K : J'ai expliqué très soigneusement ce que j'entends par révolte, mais j'utiliserai deux termes différents pour que ce soit encore plus clair. Se révolter en restant dans le cadre de la société pour l'améliorer un peu, pour promouvoir certains réformes, c'est comme une révolte de détenus visant à améliorer la vie dans l'enceinte de la prison : ce genre de révolte n'en est pas une, c'est juste une mutinerie. Voyez-vous la différence ? La révolte circonscrite à la société, c'est comme une mutinerie de détenus réclamant une meilleure alimentation, un meilleur traitement au sein de la prison ; mais lorsque la révolte naît de la compréhension, l'individu rompt avec la société, et c'est cela, la révolution créatrice.

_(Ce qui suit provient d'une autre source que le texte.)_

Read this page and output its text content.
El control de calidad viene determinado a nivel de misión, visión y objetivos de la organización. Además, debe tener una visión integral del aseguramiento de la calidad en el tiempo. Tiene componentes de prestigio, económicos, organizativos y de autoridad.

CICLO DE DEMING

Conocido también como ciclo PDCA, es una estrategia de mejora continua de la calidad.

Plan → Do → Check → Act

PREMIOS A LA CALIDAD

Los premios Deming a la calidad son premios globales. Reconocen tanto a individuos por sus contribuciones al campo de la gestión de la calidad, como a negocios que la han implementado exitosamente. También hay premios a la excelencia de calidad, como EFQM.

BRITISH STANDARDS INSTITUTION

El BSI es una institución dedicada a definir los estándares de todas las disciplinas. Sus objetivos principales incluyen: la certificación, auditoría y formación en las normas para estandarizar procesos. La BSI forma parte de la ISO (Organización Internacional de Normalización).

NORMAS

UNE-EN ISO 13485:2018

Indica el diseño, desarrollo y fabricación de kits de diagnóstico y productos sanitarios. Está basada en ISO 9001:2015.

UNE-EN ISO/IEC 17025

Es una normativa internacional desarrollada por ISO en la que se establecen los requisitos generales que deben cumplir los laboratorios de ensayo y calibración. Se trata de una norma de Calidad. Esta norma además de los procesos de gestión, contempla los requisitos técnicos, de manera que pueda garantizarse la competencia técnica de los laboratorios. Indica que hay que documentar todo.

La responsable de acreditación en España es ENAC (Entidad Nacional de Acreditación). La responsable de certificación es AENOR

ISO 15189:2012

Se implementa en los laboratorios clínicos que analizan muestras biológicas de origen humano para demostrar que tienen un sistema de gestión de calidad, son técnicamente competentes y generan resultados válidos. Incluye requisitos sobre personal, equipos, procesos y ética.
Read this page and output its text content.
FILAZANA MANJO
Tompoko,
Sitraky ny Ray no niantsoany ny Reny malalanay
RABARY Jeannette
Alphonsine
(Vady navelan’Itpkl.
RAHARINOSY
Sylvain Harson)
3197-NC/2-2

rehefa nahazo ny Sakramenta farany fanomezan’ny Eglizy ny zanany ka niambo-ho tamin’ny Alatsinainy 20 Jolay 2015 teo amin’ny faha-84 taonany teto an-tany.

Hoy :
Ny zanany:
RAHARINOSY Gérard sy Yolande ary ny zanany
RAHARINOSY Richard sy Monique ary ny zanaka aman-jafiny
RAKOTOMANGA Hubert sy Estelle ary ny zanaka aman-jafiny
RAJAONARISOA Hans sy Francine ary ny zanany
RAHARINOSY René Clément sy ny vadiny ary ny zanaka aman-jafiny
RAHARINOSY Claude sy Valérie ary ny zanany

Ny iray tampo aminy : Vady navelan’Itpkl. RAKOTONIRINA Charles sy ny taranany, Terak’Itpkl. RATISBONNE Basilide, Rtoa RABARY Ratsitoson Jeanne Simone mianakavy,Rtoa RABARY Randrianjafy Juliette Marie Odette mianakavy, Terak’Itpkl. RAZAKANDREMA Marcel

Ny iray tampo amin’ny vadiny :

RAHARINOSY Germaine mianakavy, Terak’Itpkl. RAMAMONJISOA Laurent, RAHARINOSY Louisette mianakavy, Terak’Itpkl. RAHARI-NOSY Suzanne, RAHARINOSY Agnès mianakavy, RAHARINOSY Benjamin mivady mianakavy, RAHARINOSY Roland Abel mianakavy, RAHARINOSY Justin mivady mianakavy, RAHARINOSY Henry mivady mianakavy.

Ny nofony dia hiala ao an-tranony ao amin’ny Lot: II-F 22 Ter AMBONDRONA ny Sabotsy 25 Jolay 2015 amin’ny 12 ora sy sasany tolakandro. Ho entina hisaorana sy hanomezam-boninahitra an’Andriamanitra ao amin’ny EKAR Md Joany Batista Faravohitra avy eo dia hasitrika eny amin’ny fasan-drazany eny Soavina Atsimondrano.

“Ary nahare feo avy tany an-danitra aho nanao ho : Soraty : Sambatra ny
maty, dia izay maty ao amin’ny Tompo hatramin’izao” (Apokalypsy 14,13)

Si vous, en tant qu'individu, vous rompez avec la société, cet acte est-il motivé par l'ambition ? Si tel est le cas, il ne s'agit pas du tout d'une rupture, vous êtes toujours à l'intérieur de la prison, car la base même de la société est l'ambition, la soif de posséder, l'avidité. Mais si vous comprenez tout cela et opérez une révolution dans votre cour, dans votre esprit, alors vous cessez d'être ambitieux, d'être motivé par l'envie, l'avidité, la soif de posséder, et par conséquent vous serez totalement en dehors d'une société fondée sur de telles bases. Vous êtes alors un individu créatif et votre action sera la semence d'une autre culture. Il y a donc une immense différence entre l'action de la révolution créatrice et l'action d'une révolte ou d'une mutinerie internes à la société. Tant que vous ne vous préoccupez que de simples réformes, ou de décorer les barreaux et les murs de la prison, vous n'êtes pas créatif. Une réforme en appelle toujours une autre et n'apporte qu'un surcroît de misère et de destruction. Alors que l'esprit qui saisit dans toutes leurs dimensions les mécanismes de la soif de posséder, de l'avidité, de l'ambition, et qui rompt avec tout cela - cet esprit-là est en état de révolution permanente. C'est un esprit expansif, créatif, qui agit donc à l'image d'une pierre provoquant des vagues dans un bassin d'eau calme : Ces vagues formeront une civilisation radicalement nouvelle.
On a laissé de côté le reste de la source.